W.Va. Lottery tops $1B for 10th year in a row
CHARLESTON, W.Va. -- For the 10th consecutive year, total West Virginia Lottery revenues have topped the $1 billion mark -- this time, with three months still go to in the state's budget year.
Lottery Director John Musgrave said Thursday he hopes the winning streak continues, despite tough competition from casinos in Western Pennsylvania and Maryland, and more coming from Ohio.
As of March 31, the Lottery had total revenues of $1.09 billion, up $51 million from the same point in 2010-11 and about $20 million above projections.
Musgrave said the Lottery established those projections assuming that new Ohio casinos would have opened by now, including a facility near Cleveland that will draw business from the Mountaineer and Wheeling Island casinos.

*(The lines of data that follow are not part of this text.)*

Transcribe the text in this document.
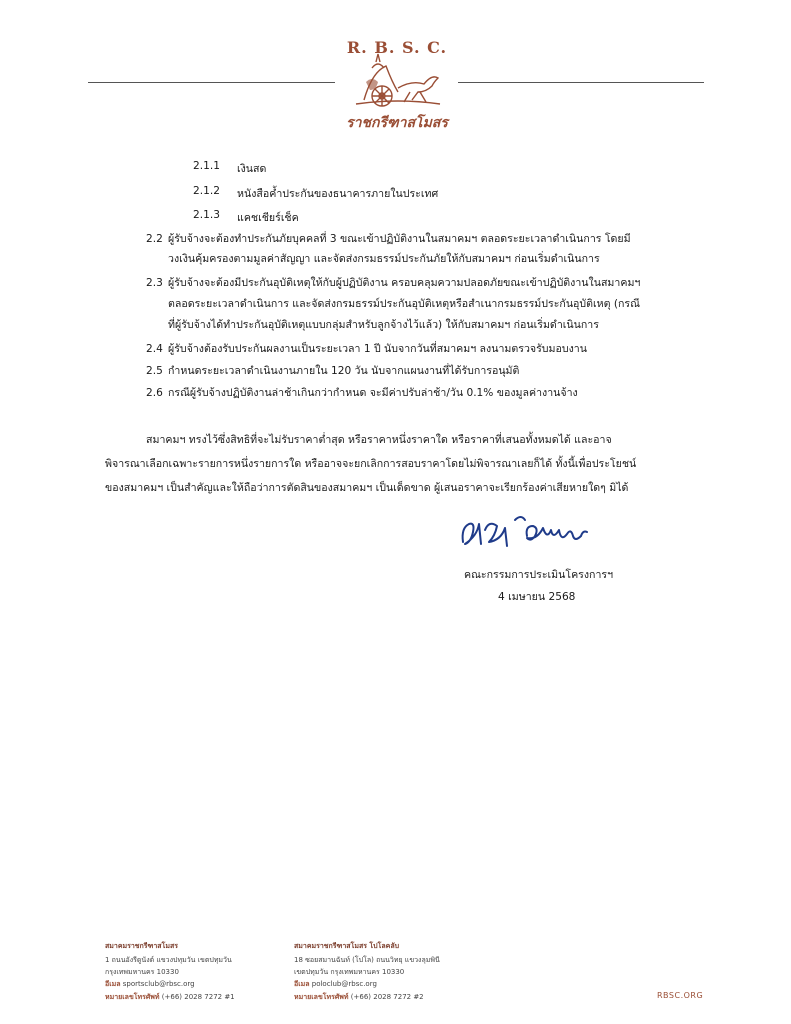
R. B. S. C.
ราชกรีฑาสโมสร
2.1.1 เงินสด
2.1.2 หนังสือค้ำประกันของธนาคารภายในประเทศ
2.1.3 แคชเชียร์เช็ค
2.2 ผู้รับจ้างจะต้องทำประกันภัยบุคคลที่ 3 ขณะเข้าปฏิบัติงานในสมาคมฯ ตลอดระยะเวลาดำเนินการ โดยมี
วงเงินคุ้มครองตามมูลค่าสัญญา และจัดส่งกรมธรรม์ประกันภัยให้กับสมาคมฯ ก่อนเริ่มดำเนินการ
2.3 ผู้รับจ้างจะต้องมีประกันอุบัติเหตุให้กับผู้ปฏิบัติงาน ครอบคลุมความปลอดภัยขณะเข้าปฏิบัติงานในสมาคมฯ
ตลอดระยะเวลาดำเนินการ และจัดส่งกรมธรรม์ประกันอุบัติเหตุหรือสำเนากรมธรรม์ประกันอุบัติเหตุ (กรณี
ที่ผู้รับจ้างได้ทำประกันอุบัติเหตุแบบกลุ่มสำหรับลูกจ้างไว้แล้ว) ให้กับสมาคมฯ ก่อนเริ่มดำเนินการ
2.4 ผู้รับจ้างต้องรับประกันผลงานเป็นระยะเวลา 1 ปี นับจากวันที่สมาคมฯ ลงนามตรวจรับมอบงาน
2.5 กำหนดระยะเวลาดำเนินงานภายใน 120 วัน นับจากแผนงานที่ได้รับการอนุมัติ
2.6 กรณีผู้รับจ้างปฏิบัติงานล่าช้าเกินกว่ากำหนด จะมีค่าปรับล่าช้า/วัน 0.1% ของมูลค่างานจ้าง
สมาคมฯ ทรงไว้ซึ่งสิทธิที่จะไม่รับราคาต่ำสุด หรือราคาหนึ่งราคาใด หรือราคาที่เสนอทั้งหมดได้ และอาจ
พิจารณาเลือกเฉพาะรายการหนึ่งรายการใด หรืออาจจะยกเลิกการสอบราคาโดยไม่พิจารณาเลยก็ได้ ทั้งนี้เพื่อประโยชน์
ของสมาคมฯ เป็นสำคัญและให้ถือว่าการตัดสินของสมาคมฯ เป็นเด็ดขาด ผู้เสนอราคาจะเรียกร้องค่าเสียหายใดๆ มิได้
คณะกรรมการประเมินโครงการฯ
4 เมษายน 2568
สมาคมราชกรีฑาสโมสร
1 ถนนอังรีดูนังต์ แขวงปทุมวัน เขตปทุมวัน
กรุงเทพมหานคร 10330
อีเมล sportsclub@rbsc.org
หมายเลขโทรศัพท์ (+66) 2028 7272 #1
สมาคมราชกรีฑาสโมสร โปโลคลับ
18 ซอยสมานฉันท์ (โปโล) ถนนวิทยุ แขวงลุมพินี
เขตปทุมวัน กรุงเทพมหานคร 10330
อีเมล poloclub@rbsc.org
หมายเลขโทรศัพท์ (+66) 2028 7272 #2	RBSC.ORG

However, the Cleveland casino won't open until late spring or early summer, giving the Northern Panhandle casinos a reprieve, he said.
Still, "we know it's coming, and it will have the impact that we've been saying for quite some time," Musgrave said.
Next month, the Lottery Commission will tour and hold its monthly meetings at the Northern Panhandle facilities, in part to view upgrades and improvements each casino operation has made to its facilities in hopes of remaining competitive.
"We think they're putting themselves in a position where they can compete," Musgrave said.
Maryland also has legalized slots-only casinos. Its largest, a 3,200-machine facility in Anne Arundel, near Baltimore-Washington International Thurgood Marshall Airport, is scheduled to open in June.
For March, video lottery at West Virginia's four racetrack casinos brought in $73.8 million, up $10 million from March 2011. Table games produced another $7.2 million, up $828,000.
Limited video lottery, operating in more than 1,500 bars and clubs around the state, brought in $39.1 million for the month, up $1.9 million from March 2011.
Meanwhile, bolstered by a record $5.47 million of ticket sales for the $640 million Mega Millions jackpot, online ticket sales for March jumped 39 percent from March 2011.
Online sales are a comparatively small revenue source, though, bringing in $11.3 million for the month.
Sales for the other category of "traditional" lottery -- instant scratch-off tickets -- were down slightly for March, at $10.1 million.
For the month, the state's share of Lottery profits was $63.69 million, up $7.28 million over March 2011. Year-to-date, the state's share of Lottery revenues is $481.56 million, up $26.7 million from 2010-11.
Also Thursday, the Lottery Commission:
| Authorized Musgrave to execute lease agreements with five other state agencies that will move into the Lottery's headquarters building, City Center West.
Beginning with the Alcohol Beverage Control Administration, which will move in by Monday, the state Racing Commission, Division of Banking, Municipal Bond Commission and the Real Estate Division will occupy five floors of the 13-story office tower.
Musgrave said the moves, which will leave the building fully occupied, should be complete by July. Lottery offices are on six floors of the tower, while Mountain State Blue Cross/Blue Shield leases two floors of office space.
| Postponed action on approval of an electronic table game at Mardi Gras Casino, in order to review the game at a later date in the Lottery's testing labs.
Mardi Gras wants to offer electronic blackjack, which features live dealers, but displays the players' cards and wagers digitally on video screens.
Last year, the Lottery Commission authorized the four racetrack casinos to offer electronic roulette, which uses a traditional roulette wheel, but allows players to place their wagers using electronic touch-screens.